「京七口」と街道 ー山中越(やまなかごえ)ー 1
「山中越」というのは、平安時代以来、京から白川村を抜け、近江国の山中村を経て坂本に至る道でした。
ところがこの道は時代を経るにしたがい、ルート・名称(呼称)ともに変遷しています。
今回はそれらを簡単に見てゆきたいと思います。しかし、記事がいつもより長くなってしまい、3回に分割することにしました。(それでもなお、1回分が少し長くなったものもありますが)
1. 「志賀山越(しがのやまごえ)」
「山中越」は、古代には「志賀山越」と呼ばれました。
ルートは、「荒神口」を発して鴨川を東岸に渡り、現・近衛通の少し北にある斜め北東へ延びる道を、今の京大会館前を経て東大路通一条へ、さらに白川村から山中村、そして崇福寺・近江滋賀里へ出る道でした。
*「荒神口」の名は、護浄院(荒神口通河原町西入)の本尊である清三宝大荒神に因みます。
ここは京への街道の出入り口「京七口」の一つに数えられる交通上の要地でした。そしてそれは、吉田村を経て志賀(近江)へと通じていることから、「吉田口」あるいは「志賀道口とも称されました。
(中世になると「今道越」への出入り口と云うことで「今道ノ下口」という名称も生じます)
護浄院(通称は清荒神)
東大路通一条交差点の道標
「右 さかもと からさき 白川、 左 百まん扁ん、 宝永6年11月 沢村道範」と刻まれている。
前記のように、「志賀山越」の道は東大路一条から北東に進むのですが、現在は京都大学本部キャンパスの構内となっており道は寸断されている。キャンパスを北東側に抜けた所、住宅地の中を斜め北東へと延びる旧道をとると、今出川通の吉田神社裏参道前に出ます。
そこから今出川通を斜め北に横切ったところが山越えの起点となる白川口です。
今出川通南側の道標
吉田神社裏参道に出る手前の左手にこの道標があり、「すぐ 比ゑいさん 唐崎 坂本 嘉永2年」とあります。

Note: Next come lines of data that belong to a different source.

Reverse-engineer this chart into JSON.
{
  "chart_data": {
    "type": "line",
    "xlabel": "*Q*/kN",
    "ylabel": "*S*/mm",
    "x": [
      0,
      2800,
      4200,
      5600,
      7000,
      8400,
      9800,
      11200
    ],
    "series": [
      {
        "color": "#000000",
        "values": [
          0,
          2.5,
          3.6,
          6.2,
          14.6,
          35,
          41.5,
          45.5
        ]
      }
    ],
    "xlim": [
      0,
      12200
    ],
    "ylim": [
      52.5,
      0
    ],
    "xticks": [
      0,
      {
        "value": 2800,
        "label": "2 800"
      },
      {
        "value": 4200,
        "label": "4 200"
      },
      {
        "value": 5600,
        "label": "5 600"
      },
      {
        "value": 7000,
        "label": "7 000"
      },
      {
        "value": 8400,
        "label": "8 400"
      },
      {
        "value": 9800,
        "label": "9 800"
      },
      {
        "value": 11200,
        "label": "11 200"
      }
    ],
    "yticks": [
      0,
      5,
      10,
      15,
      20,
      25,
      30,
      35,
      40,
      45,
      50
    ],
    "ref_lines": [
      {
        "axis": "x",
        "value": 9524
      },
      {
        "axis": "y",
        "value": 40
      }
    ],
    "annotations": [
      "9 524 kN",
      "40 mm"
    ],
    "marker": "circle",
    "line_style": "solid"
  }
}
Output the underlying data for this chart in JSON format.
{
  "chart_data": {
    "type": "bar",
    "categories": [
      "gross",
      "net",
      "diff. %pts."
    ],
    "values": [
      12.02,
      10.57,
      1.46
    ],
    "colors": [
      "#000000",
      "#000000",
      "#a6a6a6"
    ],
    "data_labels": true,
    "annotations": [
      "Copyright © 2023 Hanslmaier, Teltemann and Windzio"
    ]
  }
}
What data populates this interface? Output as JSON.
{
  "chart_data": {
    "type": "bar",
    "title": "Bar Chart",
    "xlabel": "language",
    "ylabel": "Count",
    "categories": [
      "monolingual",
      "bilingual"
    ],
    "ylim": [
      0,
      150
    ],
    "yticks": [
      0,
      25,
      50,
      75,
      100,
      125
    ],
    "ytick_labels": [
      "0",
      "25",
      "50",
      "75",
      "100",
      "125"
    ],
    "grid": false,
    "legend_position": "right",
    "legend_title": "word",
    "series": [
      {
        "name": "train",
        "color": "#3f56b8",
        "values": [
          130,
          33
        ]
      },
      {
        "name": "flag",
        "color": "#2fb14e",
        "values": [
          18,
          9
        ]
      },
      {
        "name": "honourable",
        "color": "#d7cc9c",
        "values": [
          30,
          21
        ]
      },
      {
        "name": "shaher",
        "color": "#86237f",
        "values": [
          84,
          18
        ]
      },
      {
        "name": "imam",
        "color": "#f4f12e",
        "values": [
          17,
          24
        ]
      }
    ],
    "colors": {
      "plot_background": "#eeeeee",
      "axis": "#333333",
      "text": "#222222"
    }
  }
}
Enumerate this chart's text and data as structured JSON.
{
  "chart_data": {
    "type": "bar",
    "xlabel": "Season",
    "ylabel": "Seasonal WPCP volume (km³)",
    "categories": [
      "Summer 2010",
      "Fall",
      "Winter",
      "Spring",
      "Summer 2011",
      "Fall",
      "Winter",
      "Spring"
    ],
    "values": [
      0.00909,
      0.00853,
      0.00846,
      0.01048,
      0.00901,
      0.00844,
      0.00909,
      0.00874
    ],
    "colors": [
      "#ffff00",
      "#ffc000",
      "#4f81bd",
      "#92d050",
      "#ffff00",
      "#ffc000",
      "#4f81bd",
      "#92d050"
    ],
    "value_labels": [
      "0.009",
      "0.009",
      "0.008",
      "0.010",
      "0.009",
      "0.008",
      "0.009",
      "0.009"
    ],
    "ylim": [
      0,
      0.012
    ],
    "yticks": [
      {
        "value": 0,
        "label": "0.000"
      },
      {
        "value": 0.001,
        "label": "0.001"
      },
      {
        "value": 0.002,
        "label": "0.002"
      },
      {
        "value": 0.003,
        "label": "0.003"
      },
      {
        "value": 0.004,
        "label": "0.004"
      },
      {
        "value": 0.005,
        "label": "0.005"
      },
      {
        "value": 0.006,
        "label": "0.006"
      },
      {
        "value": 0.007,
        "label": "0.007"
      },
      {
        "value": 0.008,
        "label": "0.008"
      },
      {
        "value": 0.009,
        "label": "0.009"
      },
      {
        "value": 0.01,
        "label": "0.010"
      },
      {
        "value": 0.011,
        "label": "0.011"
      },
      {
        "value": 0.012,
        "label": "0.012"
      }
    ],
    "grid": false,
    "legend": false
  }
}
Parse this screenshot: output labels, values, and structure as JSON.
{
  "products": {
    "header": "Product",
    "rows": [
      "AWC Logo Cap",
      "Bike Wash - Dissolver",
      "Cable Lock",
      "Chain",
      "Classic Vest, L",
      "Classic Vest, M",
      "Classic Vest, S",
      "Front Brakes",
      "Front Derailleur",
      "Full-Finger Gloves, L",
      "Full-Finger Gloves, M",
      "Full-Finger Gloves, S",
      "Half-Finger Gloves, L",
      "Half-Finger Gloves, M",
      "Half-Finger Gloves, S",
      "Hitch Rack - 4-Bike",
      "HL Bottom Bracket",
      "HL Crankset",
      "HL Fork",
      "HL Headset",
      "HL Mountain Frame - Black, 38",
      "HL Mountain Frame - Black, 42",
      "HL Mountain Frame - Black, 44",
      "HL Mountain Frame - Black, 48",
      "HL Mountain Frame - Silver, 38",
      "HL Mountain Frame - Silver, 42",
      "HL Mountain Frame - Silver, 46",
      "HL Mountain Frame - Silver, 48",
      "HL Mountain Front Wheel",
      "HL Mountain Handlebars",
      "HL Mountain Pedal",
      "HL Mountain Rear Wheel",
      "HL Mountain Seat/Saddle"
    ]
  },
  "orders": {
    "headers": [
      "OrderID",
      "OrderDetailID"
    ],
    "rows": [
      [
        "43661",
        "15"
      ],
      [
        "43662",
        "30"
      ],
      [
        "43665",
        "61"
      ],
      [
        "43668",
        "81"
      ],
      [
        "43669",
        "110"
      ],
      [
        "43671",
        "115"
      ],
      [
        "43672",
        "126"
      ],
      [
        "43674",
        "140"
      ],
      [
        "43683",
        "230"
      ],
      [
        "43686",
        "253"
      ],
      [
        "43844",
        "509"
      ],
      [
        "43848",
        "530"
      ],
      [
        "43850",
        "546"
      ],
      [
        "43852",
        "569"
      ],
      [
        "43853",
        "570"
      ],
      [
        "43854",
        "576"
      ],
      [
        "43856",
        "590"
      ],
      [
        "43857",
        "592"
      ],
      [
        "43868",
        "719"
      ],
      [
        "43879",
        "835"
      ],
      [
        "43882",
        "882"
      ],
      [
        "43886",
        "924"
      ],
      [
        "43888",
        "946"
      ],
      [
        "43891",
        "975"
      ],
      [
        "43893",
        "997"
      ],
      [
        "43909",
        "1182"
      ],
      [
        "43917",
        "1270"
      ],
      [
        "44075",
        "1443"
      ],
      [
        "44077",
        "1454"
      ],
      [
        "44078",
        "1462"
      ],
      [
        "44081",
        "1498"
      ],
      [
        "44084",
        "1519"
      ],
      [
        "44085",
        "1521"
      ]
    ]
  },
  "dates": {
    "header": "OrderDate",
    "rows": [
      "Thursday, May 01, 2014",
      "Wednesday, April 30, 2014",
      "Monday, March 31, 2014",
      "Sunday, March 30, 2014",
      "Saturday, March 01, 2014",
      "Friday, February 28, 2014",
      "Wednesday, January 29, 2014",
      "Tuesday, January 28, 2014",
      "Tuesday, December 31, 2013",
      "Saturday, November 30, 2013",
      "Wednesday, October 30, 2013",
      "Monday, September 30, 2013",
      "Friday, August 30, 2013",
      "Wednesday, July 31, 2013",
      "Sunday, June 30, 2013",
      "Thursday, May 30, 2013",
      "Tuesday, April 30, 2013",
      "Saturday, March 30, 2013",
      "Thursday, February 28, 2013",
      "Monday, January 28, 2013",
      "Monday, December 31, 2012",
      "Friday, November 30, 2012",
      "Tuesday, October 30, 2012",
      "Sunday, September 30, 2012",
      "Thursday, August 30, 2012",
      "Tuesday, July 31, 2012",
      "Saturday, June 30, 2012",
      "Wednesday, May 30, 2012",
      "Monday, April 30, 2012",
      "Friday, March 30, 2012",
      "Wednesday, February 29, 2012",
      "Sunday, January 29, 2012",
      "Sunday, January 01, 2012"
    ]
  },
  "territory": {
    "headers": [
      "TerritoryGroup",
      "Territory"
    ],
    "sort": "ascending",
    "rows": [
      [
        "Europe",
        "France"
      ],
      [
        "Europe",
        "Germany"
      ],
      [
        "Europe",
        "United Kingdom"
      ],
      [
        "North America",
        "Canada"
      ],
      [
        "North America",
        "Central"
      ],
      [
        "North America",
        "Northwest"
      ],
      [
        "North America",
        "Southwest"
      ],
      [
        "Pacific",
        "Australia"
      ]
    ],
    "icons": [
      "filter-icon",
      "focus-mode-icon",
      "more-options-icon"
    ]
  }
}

道標の右傍らには、二体の大きな阿弥陀如来座像が安置された祠があり、この石仏は鎌倉時代の作とされているようです。
白川口
今出川通北側にあって山越えの起点となる所で、「志賀山越」は祠の前を北東方向へ進む。
北白川阿弥陀石仏(子安観音とも呼ばれる)
白川口の祠に安置された石仏、これも鎌倉時代の作とされて高さは約2mあります。
ここ北白川の町から京都府道・滋賀県道30号線を登り詰めると、府県境を滋賀県側に入ったところ、すぐ右手に山中町集落への入り口があります。集落を抜ける旧道がかつての「志賀山越」です。
山中町集落の東はずれから再び県道30号線に出ますが、そこを左手(県道の向かい側)に入って行く旧道が「志賀山越」で、平安期に所在した崇福寺(志賀寺・志賀山寺とも)を経て近江国見世(滋賀里)に出たのです。
崇福寺は天智7年(668)天智天皇の創建になる寺で、十大官寺の一つとして貴人の参詣が多く平安初期まで栄えたとのこと、しかし度々の兵火で衰えてしまいます。
この「志賀山越」が、謂わば山中越えの本道とも云える道で、京から崇福寺への参詣路として、また、近江への山越え道として利用されたのですが、平安時代の末期には寂れてしまったようです。
西教寺「阿弥陀如来座像」
この阿弥陀如来座像は、山中町集落を通り抜ける山中越旧道に面して安置されている約2.5mの石仏で、鎌倉時代末期の作とされています。
この石仏は山中越え京都側入り口の「北白川阿弥陀石仏」、大津側入り口の「見世(滋賀里)の大ぼとけ」とともに、山中越えを通行する旅人の目標「一里塚」になっていたと云う。